Mariage pour tous : Des sénateurs veulent donner une autre image des outre-mer sur le mariage gay

Les sénateurs ultramarins sont très divisés sur la question du mariage gay, comme l’ont été leurs collègues députés, mais le débat devrait permettre des prises de positions marquantes en faveur du texte pour contrebalancer l’image conservatrice des outre-mer laissée par la discussion à l’Assemblée.

Les réticences dans les outre-mer avaient été l’un des arguments avancés par l’opposition pour demander le rejet du texte. Et l’intervention à la tribune du député de la majorité Bruno Nestor Azérot (GDR, Martinique), parlant des “coutumes et valeurs des sociétés ultramarines” incompatibles avec ce projet, avait été applaudie par la droite et utilisée par Frigide Barjot, porte-étendard de la Manif pour tous.

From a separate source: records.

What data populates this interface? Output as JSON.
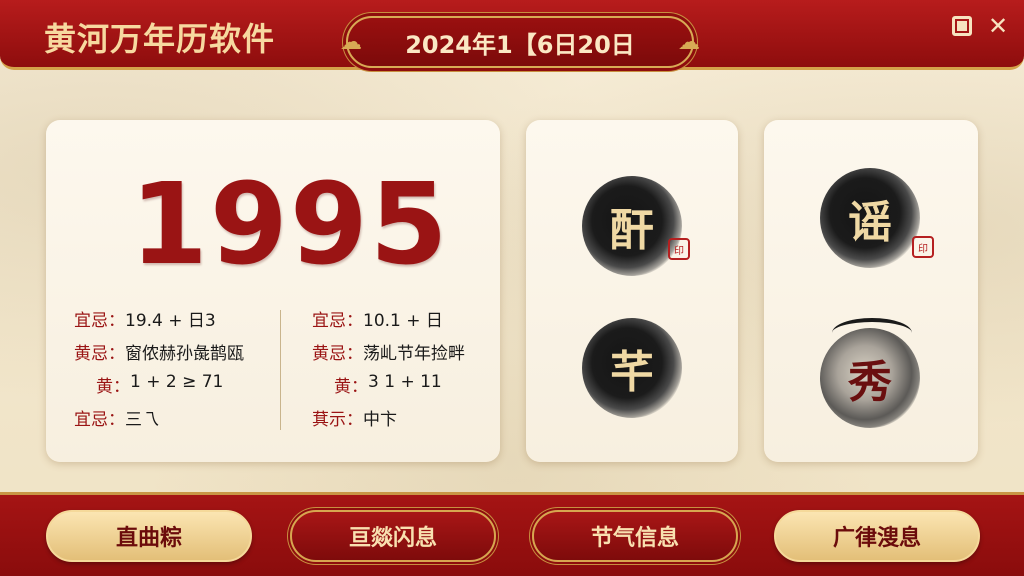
{
  "app": {
    "title": "黄河万年历软件",
    "date": "2024年1【6日20日"
  },
  "main_card": {
    "year": "1995",
    "left_rows": [
      {
        "label": "宜忌：",
        "value": "19.4 + 日3"
      },
      {
        "label": "黄忌：",
        "value": "窗侬赫孙彘鹊瓯"
      },
      {
        "label": "黄：",
        "value": "1 + 2 ≥ 71"
      },
      {
        "label": "宜忌：",
        "value": "三乁"
      }
    ],
    "right_rows": [
      {
        "label": "宜忌：",
        "value": "10.1 + 日"
      },
      {
        "label": "黄忌：",
        "value": "荡乢节年捡畔"
      },
      {
        "label": "黄：",
        "value": "3 1 + 11"
      },
      {
        "label": "萁示：",
        "value": "中卞"
      }
    ]
  },
  "icon_cards": [
    {
      "top_char": "酐",
      "bottom_char": "芊",
      "seal": "印"
    },
    {
      "top_char": "谣",
      "bottom_char": "秀",
      "seal": "印"
    }
  ],
  "bottom_nav": [
    {
      "label": "直曲粽",
      "style": "gold"
    },
    {
      "label": "亘燚闪息",
      "style": "red"
    },
    {
      "label": "节气信息",
      "style": "red"
    },
    {
      "label": "广律溲息",
      "style": "gold"
    }
  ],
  "colors": {
    "primary_red": "#9a1414",
    "gold": "#d8aa55",
    "paper": "#f3e8cf"
  }
}
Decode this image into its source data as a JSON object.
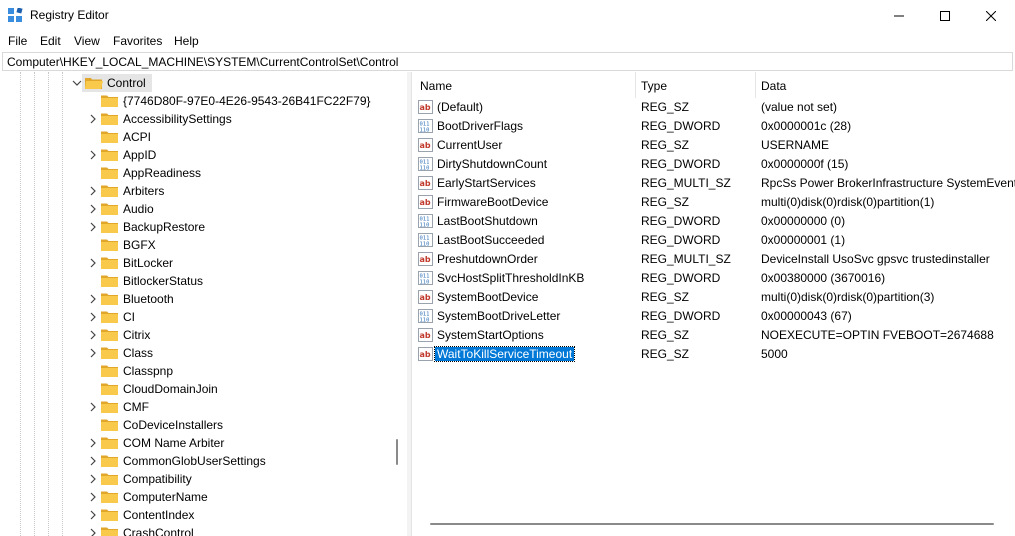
{
  "window": {
    "title": "Registry Editor",
    "icons": {
      "app": "registry-icon",
      "minimize": "minimize-icon",
      "maximize": "maximize-icon",
      "close": "close-icon"
    }
  },
  "menu": [
    "File",
    "Edit",
    "View",
    "Favorites",
    "Help"
  ],
  "address": "Computer\\HKEY_LOCAL_MACHINE\\SYSTEM\\CurrentControlSet\\Control",
  "tree": {
    "parent": {
      "label": "Control",
      "expanded": true,
      "selected": true
    },
    "children": [
      {
        "label": "{7746D80F-97E0-4E26-9543-26B41FC22F79}",
        "has_children": false
      },
      {
        "label": "AccessibilitySettings",
        "has_children": true
      },
      {
        "label": "ACPI",
        "has_children": false
      },
      {
        "label": "AppID",
        "has_children": true
      },
      {
        "label": "AppReadiness",
        "has_children": false
      },
      {
        "label": "Arbiters",
        "has_children": true
      },
      {
        "label": "Audio",
        "has_children": true
      },
      {
        "label": "BackupRestore",
        "has_children": true
      },
      {
        "label": "BGFX",
        "has_children": false
      },
      {
        "label": "BitLocker",
        "has_children": true
      },
      {
        "label": "BitlockerStatus",
        "has_children": false
      },
      {
        "label": "Bluetooth",
        "has_children": true
      },
      {
        "label": "CI",
        "has_children": true
      },
      {
        "label": "Citrix",
        "has_children": true
      },
      {
        "label": "Class",
        "has_children": true
      },
      {
        "label": "Classpnp",
        "has_children": false
      },
      {
        "label": "CloudDomainJoin",
        "has_children": false
      },
      {
        "label": "CMF",
        "has_children": true
      },
      {
        "label": "CoDeviceInstallers",
        "has_children": false
      },
      {
        "label": "COM Name Arbiter",
        "has_children": true
      },
      {
        "label": "CommonGlobUserSettings",
        "has_children": true
      },
      {
        "label": "Compatibility",
        "has_children": true
      },
      {
        "label": "ComputerName",
        "has_children": true
      },
      {
        "label": "ContentIndex",
        "has_children": true
      },
      {
        "label": "CrashControl",
        "has_children": true
      }
    ]
  },
  "list": {
    "columns": [
      "Name",
      "Type",
      "Data"
    ],
    "rows": [
      {
        "name": "(Default)",
        "type": "REG_SZ",
        "data": "(value not set)",
        "icon": "string-value-icon"
      },
      {
        "name": "BootDriverFlags",
        "type": "REG_DWORD",
        "data": "0x0000001c (28)",
        "icon": "binary-value-icon"
      },
      {
        "name": "CurrentUser",
        "type": "REG_SZ",
        "data": "USERNAME",
        "icon": "string-value-icon"
      },
      {
        "name": "DirtyShutdownCount",
        "type": "REG_DWORD",
        "data": "0x0000000f (15)",
        "icon": "binary-value-icon"
      },
      {
        "name": "EarlyStartServices",
        "type": "REG_MULTI_SZ",
        "data": "RpcSs Power BrokerInfrastructure SystemEvents",
        "icon": "string-value-icon"
      },
      {
        "name": "FirmwareBootDevice",
        "type": "REG_SZ",
        "data": "multi(0)disk(0)rdisk(0)partition(1)",
        "icon": "string-value-icon"
      },
      {
        "name": "LastBootShutdown",
        "type": "REG_DWORD",
        "data": "0x00000000 (0)",
        "icon": "binary-value-icon"
      },
      {
        "name": "LastBootSucceeded",
        "type": "REG_DWORD",
        "data": "0x00000001 (1)",
        "icon": "binary-value-icon"
      },
      {
        "name": "PreshutdownOrder",
        "type": "REG_MULTI_SZ",
        "data": "DeviceInstall UsoSvc gpsvc trustedinstaller",
        "icon": "string-value-icon"
      },
      {
        "name": "SvcHostSplitThresholdInKB",
        "type": "REG_DWORD",
        "data": "0x00380000 (3670016)",
        "icon": "binary-value-icon"
      },
      {
        "name": "SystemBootDevice",
        "type": "REG_SZ",
        "data": "multi(0)disk(0)rdisk(0)partition(3)",
        "icon": "string-value-icon"
      },
      {
        "name": "SystemBootDriveLetter",
        "type": "REG_DWORD",
        "data": "0x00000043 (67)",
        "icon": "binary-value-icon"
      },
      {
        "name": "SystemStartOptions",
        "type": "REG_SZ",
        "data": " NOEXECUTE=OPTIN  FVEBOOT=2674688",
        "icon": "string-value-icon"
      },
      {
        "name": "WaitToKillServiceTimeout",
        "type": "REG_SZ",
        "data": "5000",
        "icon": "string-value-icon",
        "selected": true
      }
    ]
  },
  "colors": {
    "accent": "#0078d7",
    "folder": "#f8c94a",
    "folder_dark": "#e0a72a",
    "string_icon": "#c0392b",
    "dword_icon": "#2a6fb5"
  }
}
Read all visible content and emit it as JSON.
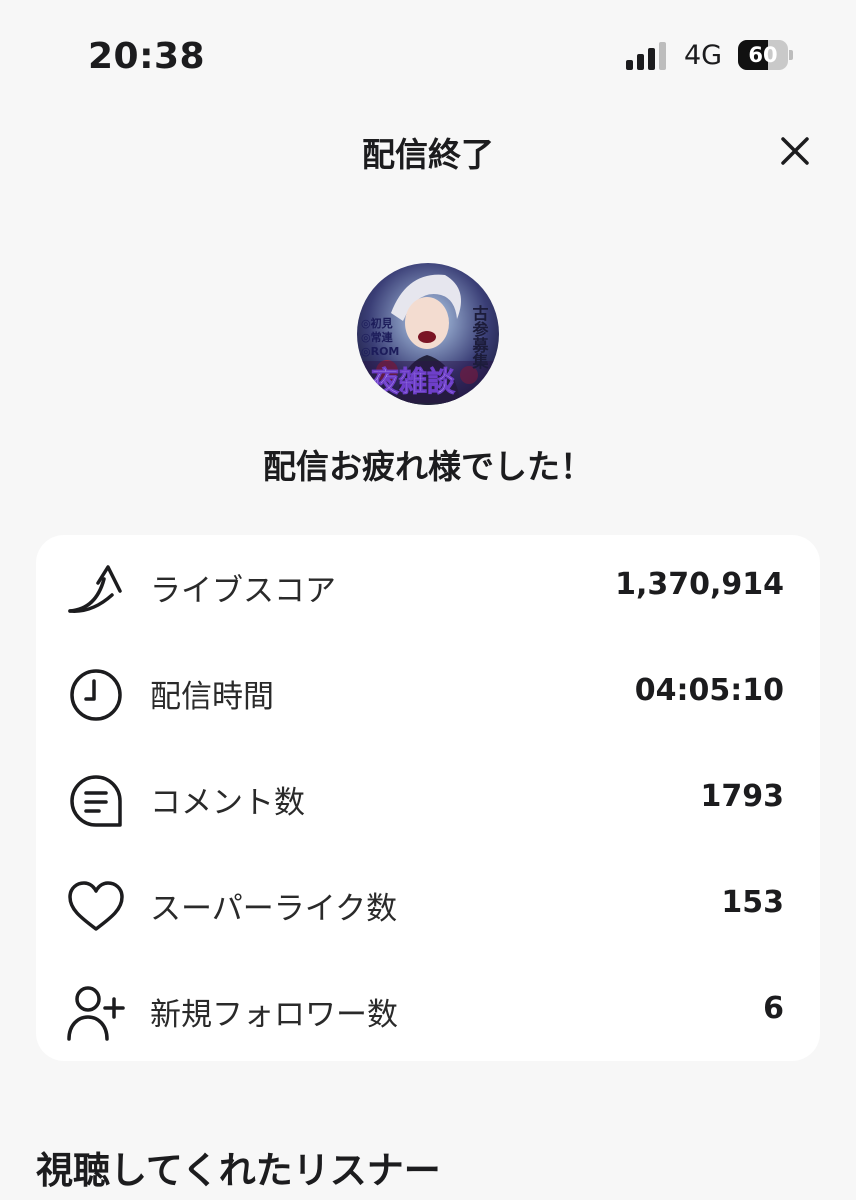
{
  "status_bar": {
    "time": "20:38",
    "network": "4G",
    "battery_level": "60",
    "battery_fraction": 0.6
  },
  "header": {
    "title": "配信終了",
    "close_icon": "close-icon"
  },
  "profile": {
    "avatar_overlay": [
      "古参募集",
      "◎初見",
      "◎常連",
      "◎ROM",
      "夜雑談"
    ],
    "message": "配信お疲れ様でした！"
  },
  "stats": [
    {
      "icon": "trending-arrow-icon",
      "label": "ライブスコア",
      "value": "1,370,914"
    },
    {
      "icon": "clock-icon",
      "label": "配信時間",
      "value": "04:05:10"
    },
    {
      "icon": "comment-icon",
      "label": "コメント数",
      "value": "1793"
    },
    {
      "icon": "heart-icon",
      "label": "スーパーライク数",
      "value": "153"
    },
    {
      "icon": "add-user-icon",
      "label": "新規フォロワー数",
      "value": "6"
    }
  ],
  "listeners": {
    "title": "視聴してくれたリスナー"
  },
  "colors": {
    "background": "#f7f7f7",
    "card": "#ffffff",
    "text": "#1c1c1e"
  }
}
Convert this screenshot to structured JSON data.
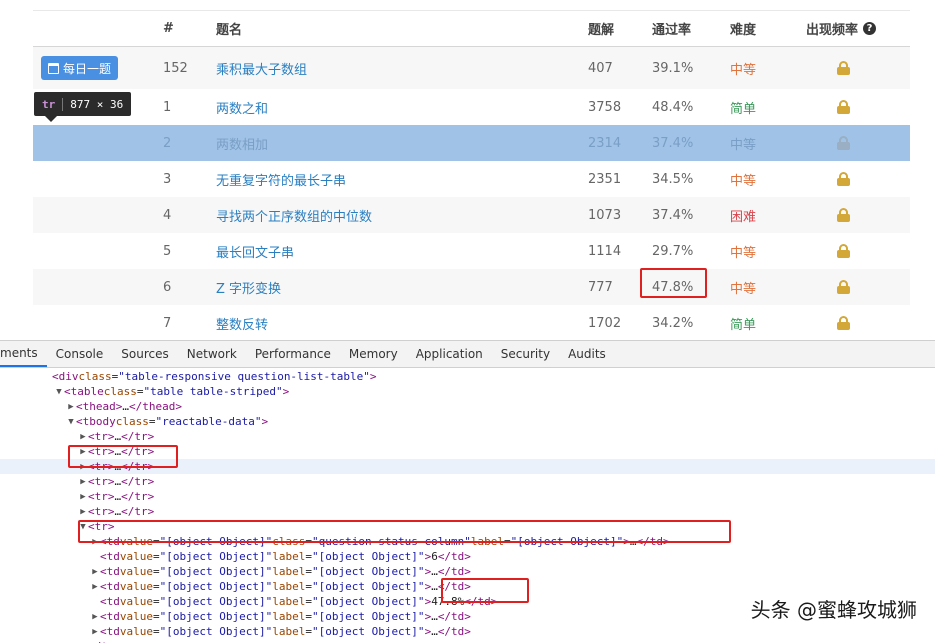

“Nous sommes trois ultramarins inscrits pour la discussion générale afin de défendre le texte et donner une autre image des outre-mer”, déclare Serge Larcher (app. PS, Martinique). Jean-Etienne Antoinette (app. PS, Guyane) compte lui aussi “démonter les contre-vérités historiques dites sur les outre-mer” à la tribune, de même que Thani Mohamed Soilihi (PS, Mayotte).

Le jeune sénateur de 40 ans de ce département musulman à 95% se dit “ulcéré” par ce qu’il a entendu depuis le début du débat. “Dans un pays laïc, le mariage est un contrat entre deux personnes, cela ne va rien bouleverser de nos coutumes et de nos traditions!”, dit-il, ajoutant: “Jamais on ne demandera aux religieux de marier deux personnes de même sexe! Ces arguments fallacieux continuent à tromper les gens et c’est pour cela que je veux prendre position et lutter”.

“Compte tenu de notre histoire, notre combat principal a toujours été l’égalité des droits”, a expliqué Serge Larcher, président de la délégation sénatoriale à l’outre-mer, “comment refuser à d’autres cette égalité des droits ?”

D’autant, renchérit Jean-Etienne Antoinette, qu””ici, le droit suit la réalité, il ne la crée pas: l’homosexualité existe outre-mer et le mariage pour tous est une revendication encore plus forte qu’il existe une forme d’ostracisme”.

Une situation en partie due à l’insularité de nombreux territoires et à l’importance du fait religieux. “Nous les DOM avons vécu en vase clos pendant longtemps, avec le poids des principes, des préjugés, des interdits distillés par la famille et la religion… avec beaucoup d’amour”, souligne Michel Vergoz (PS, La Réunion).

“Lorsque la société s’occupe des minorités, la démocratie s’honore, se cimente et se fortifie”, affirme le maire de Sainte-Rose qui se remémore des “amis qui se sont expatriés dans l’Hexagone dans les années 80 parce qu’ils ne pouvaient assumer leur homosexualité dans l’île”.

“Le rôle de l’élu est d’éclairer le chemin et de faire avancer les problèmes sociétaux”, a estimé Serge Larcher, qui n’ignore pas que dans sa Martinique comme en Guadeloupe, “les sondages montrent que le deux îles sont plutôt contre le projet”.

Sur les 21 sénateurs d’outre-mer, 12 sont de gauche et avaient contribué à faire basculer le Sénat à gauche en septembre 2011, notamment grâce aux élus antillais. Si ceux de Martinique et Guyane soutiennent le texte, les trois sénateurs de Guadeloupe se sont publiquement exprimés contre. Au groupe PS du Sénat, on considère “qu’au pire , ils s’abstiendront”.

Autre défection attendue, celle du polynésien Richard Tuheiava (app. PS) qui en a informé le groupe socialiste. Il a indiqué à l’AFP vouloir voter contre mais étant propulsé en tête d’une section du parti indépendantiste d’Oscar Temaru pour les élections territoriales du 21 avril, il risque d’être retenu en Polynésie pour faire campagne.

Du côté des 9 sénateurs de droite, tous sont contre (Nouvelle-Calédonie, Wallis et Futuna, Saint-Martin et Saint-Barthélemy, etc.) à l’exception notable de la sénatrice UMP de La Réunion Jacqueline Farreyrol, qui votera pour.